Na história, traduzida em 20 línguas, a pequena Ruby perde sua coleção de pedras preciosas e embarca numa aventura para encontrá-las. No caminho, tem a ajuda de um leopardo, androides, uma raposa e um pinguim.
Brinquedos e brincadeiras
Robot Turtles é um jogo de tabuleiro tradicional em que a criança atua como um programador – o adulto é o computador. As tartarugas devem coletar pedras preciosas seguindo uma sequência de instruções. Sem perceber, elas vão aprendendo sobre sequências, loops, condições e algoritmos, conceitos básicos da programação. Indicado a partir dos 3 anos.
Já o Baby Codipeia, um brinquedo indicado a partir dos 3 anos, consiste em uma centopeia interativa em que cada segmento tem um comando de movimento – a criança pode criar sequências e determinar metas.

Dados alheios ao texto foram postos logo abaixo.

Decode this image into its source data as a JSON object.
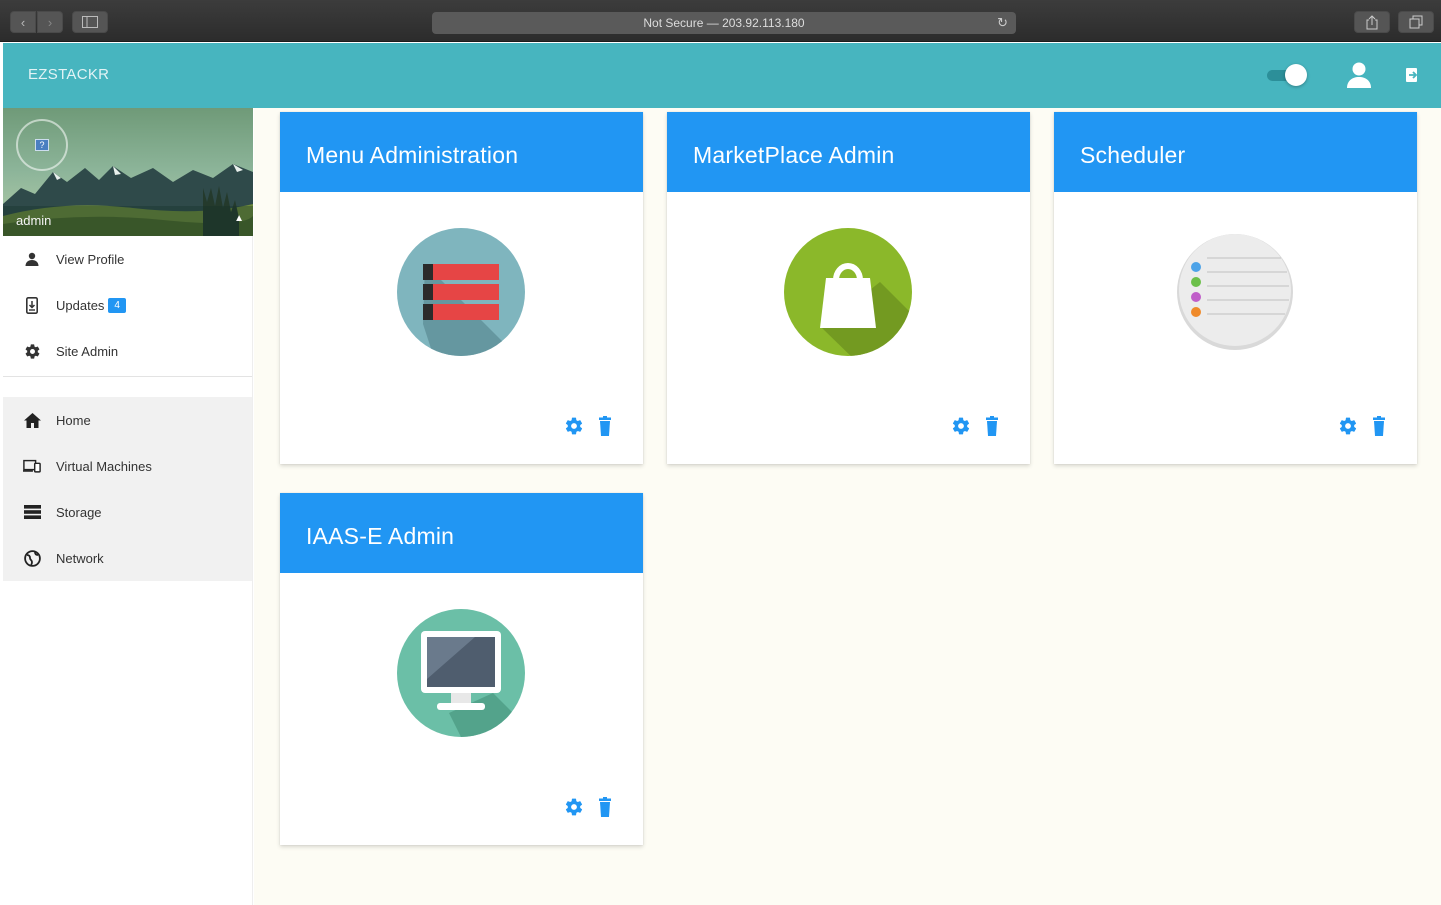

No Ozobot, um robô do tamanho de um bombom segue as linhas desenhadas pela criança em um papel e interpreta cada cor. Assim, são dados, por exemplo, comandos de velocidade e direção. Também é possível criar jogos e estipular objetivos. O brinquedo, que já recebeu vários prêmios, é indicado para maiores de 6 anos.
Cursos
Em diversos países estão sendo inauguradas escolas que prometem ensinar crianças em idade escolar a codificar.
No Brasil, SuperGeeks, MadCode, CtrlPlay, Code4All e Happy Code são algumas das franquias que apostam no nicho. Muitas usam jogos já populares como Minecraft e Roblox para chamar a atenção de meninos e meninas.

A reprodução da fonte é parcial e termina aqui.